Schlegel's magnum opus was his Dutch-Chinese dictionary, published in 4 volumes between 1882 and 1891. It won international acclaim, including the Prix Stanislas Julien (1887). Although the German press even bracketed this work in the same category of achievements as the Forth Bridge and the Eiffel Tower, it had little impact outside Dutch sinology. The publisher, Brill, had apparently printed more copies than were ever ordered, and these were shredded only in 1975. Despite Schlegel's pleas, Dutch did not become a language of international scientific exchange in his field. (C.F.M. de Grijs, a contemporary colleague of Schlegel is almost totally forgotten today because he only published in Dutch.)

Perhaps Schlegel's most lasting contribution is the founding in 1890, together with Henri Cordier, of the journal T'oung Pao, providing a joint publishing venue for the then leading Sinological centers of Europe. This journal has remained a leading Sinology journal to present times.

He is also credited for being the first European to amply document the Chinese origins of gunpowder.

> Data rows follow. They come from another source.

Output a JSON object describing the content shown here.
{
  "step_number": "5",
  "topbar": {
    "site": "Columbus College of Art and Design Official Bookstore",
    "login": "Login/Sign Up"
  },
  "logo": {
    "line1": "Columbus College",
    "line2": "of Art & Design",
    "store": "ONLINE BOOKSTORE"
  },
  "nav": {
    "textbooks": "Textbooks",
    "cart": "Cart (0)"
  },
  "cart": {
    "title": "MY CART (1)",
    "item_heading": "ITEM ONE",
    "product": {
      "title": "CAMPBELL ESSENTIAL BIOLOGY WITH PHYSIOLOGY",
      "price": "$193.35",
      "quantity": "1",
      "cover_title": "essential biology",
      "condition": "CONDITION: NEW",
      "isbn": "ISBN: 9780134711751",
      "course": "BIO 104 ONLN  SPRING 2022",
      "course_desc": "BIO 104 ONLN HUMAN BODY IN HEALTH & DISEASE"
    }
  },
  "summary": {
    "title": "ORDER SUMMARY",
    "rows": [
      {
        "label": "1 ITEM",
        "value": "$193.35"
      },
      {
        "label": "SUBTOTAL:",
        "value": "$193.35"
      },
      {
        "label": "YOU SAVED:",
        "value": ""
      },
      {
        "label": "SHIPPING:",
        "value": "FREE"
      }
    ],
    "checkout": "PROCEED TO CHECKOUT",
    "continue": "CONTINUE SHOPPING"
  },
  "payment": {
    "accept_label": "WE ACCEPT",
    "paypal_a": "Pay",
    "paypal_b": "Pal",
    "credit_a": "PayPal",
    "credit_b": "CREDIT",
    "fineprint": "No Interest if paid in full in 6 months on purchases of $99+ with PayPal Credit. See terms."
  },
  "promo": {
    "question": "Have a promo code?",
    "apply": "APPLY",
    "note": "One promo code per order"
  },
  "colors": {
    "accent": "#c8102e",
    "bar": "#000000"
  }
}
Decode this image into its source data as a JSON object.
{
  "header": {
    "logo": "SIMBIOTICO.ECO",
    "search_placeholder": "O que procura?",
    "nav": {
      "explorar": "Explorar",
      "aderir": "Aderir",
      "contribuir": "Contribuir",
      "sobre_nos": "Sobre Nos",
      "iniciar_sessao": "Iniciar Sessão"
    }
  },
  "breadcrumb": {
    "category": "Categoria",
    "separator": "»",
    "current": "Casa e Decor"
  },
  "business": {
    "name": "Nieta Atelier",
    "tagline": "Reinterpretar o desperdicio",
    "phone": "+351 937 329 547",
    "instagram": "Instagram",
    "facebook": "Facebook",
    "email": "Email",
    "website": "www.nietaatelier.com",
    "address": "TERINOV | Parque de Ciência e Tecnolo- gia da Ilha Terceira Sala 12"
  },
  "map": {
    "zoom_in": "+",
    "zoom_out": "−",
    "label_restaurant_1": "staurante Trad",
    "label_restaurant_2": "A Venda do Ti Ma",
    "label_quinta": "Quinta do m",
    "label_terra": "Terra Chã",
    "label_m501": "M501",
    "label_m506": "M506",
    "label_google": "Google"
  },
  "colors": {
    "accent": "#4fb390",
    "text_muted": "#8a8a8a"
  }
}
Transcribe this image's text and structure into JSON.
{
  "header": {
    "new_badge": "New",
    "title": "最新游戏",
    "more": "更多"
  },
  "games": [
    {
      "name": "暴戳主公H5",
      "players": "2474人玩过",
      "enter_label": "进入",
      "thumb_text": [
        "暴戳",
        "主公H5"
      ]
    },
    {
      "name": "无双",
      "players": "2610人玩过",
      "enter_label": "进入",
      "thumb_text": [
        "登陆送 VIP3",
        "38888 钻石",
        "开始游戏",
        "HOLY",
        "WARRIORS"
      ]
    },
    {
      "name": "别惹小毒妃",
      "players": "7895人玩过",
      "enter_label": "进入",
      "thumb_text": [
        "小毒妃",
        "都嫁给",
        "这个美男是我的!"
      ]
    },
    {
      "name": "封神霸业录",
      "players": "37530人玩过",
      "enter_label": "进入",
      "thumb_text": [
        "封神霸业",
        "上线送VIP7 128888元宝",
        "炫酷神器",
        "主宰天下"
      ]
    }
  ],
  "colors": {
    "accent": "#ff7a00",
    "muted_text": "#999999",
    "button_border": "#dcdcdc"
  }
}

Schlegel also wrote extensively on the geographical accounts found in Chinese historical texts like the Book of Liang. His articles on this theme were published in T'oung Pao, initially in French in a series entitled Problèmes Géographiques: Les Peuples Étrangers Chez Les Historiens Chinois, and later continued in English as Geographical Notes. The first article in this series was on Fusang. His articles on ancient Chinese geography were later collected and republished as standalone books.

The scientific name of the Pechora pipit Anthus gustavi was named after him by Robert Swinhoe, after Schlegel discovered it in Amoy (now Xiamen) in southeast China in the early 1860s.